A polymer that allows insulin to be delivered through the skin has shown positive results in preclinical studies and could one day offer an alternative to injections for diabetes.
The system could also be used for other protein- or peptide-based therapeutics that are too large to currently be delivered through the skin.
The skin-permeable polymer, described in Nature, exploits pH changes through different layers of the skin to non-invasively enhance its permeability while maintaining its integrity.

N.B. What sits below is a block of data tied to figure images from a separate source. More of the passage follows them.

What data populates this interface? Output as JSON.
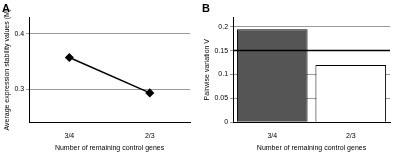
{
  "chart_data": [
    {
      "type": "line",
      "title": "A",
      "x_label": "Number of remaining control genes",
      "y_label": "Average expression stability values (M)",
      "categories": [
        "3/4",
        "2/3"
      ],
      "values": [
        0.357,
        0.293
      ],
      "color": "#000000",
      "marker": "diamond",
      "ylim": [
        0.24,
        0.43
      ],
      "yticks": [
        0.3,
        0.4
      ],
      "grid": true
    },
    {
      "type": "bar",
      "title": "B",
      "x_label": "Number of remaining control genes",
      "y_label": "Pairwise variation V",
      "categories": [
        "3/4",
        "2/3"
      ],
      "values": [
        0.195,
        0.12
      ],
      "colors": [
        "#555555",
        "#ffffff"
      ],
      "threshold": 0.15,
      "ylim": [
        0,
        0.22
      ],
      "yticks": [
        0,
        0.05,
        0.1,
        0.15,
        0.2
      ],
      "grid": true
    }
  ]
}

In combination with insulin, the polyzwitterion poly[2-(N-oxide-N,N– dimethylamino)ethyl methacrylate] (OP) polymer was able to quickly lower blood glucose levels within the normal range in diabetic mice and minipigs, producing results comparable to injection.
This occurred without damage to the skin and it did not adversely affect blood counts, biochemical parameters, or liver and kidney function.
“OP represents a promising non-invasive transdermal insulin delivery system, offering an ideal alternative to hypodermic injections for diabetes management,” reported Qiuyu Wei, PhD, from Zhejiang University in China, and co-workers.
While drug delivery through the skin is widely used for small molecules, those that are larger, such as proteins and peptides, present a greater challenge.
Methods to enhance the skin’s permeability—such as microneedles that pierce the stratum corneum to access dermal tissue, ultrasound, and jet injection that creates transient channels on the skin surface—compromise skin integrity, are inconvenient, and raise safety and infection concerns.
To investigate alternatives, the team designed a polymer that could transition from a polycation that binds to the surface stratum corneum of the skin to a polyzwitterion in its deeper layers.
The design of the highly water-soluble polyzwitterion OP was inspired by the skin’s characteristic gradient that moves from around pH5 to neutral as it traverses the sebum layer and surface of the stratum corneum to the deeper layers of the stratum corneum and viable epidermis.
The researchers report that insulin conjugated to OP efficiently penetrated the stratum corneum, viable epidermis, and dermis of the skin to enter the circulation of diabetic mice and minipigs.
OP facilitated the transport of insulin through the skin into systemic circulation and its accumulation in key glucose-regulating tissues that included the liver and skeletal muscles. Its use lowered blood glucose levels to the normal range within one or two hours, akin to that seen with injected insulin, and maintained normal levels for up to 12 hours.
“In summary, we present a non-invasive transdermal insulin delivery system that achieves in vivo hypoglycemic efficacy comparable to subcutaneous injections for diabetes treatment, resulting from the efficient skin permeation of OP,” the researchers reported.
“The OP conjugation is versatile for transdermal delivery of biomacromolecules such as peptides, proteins and nucleic acids, with broad therapeutic applications, warranting further investigation in future studies.”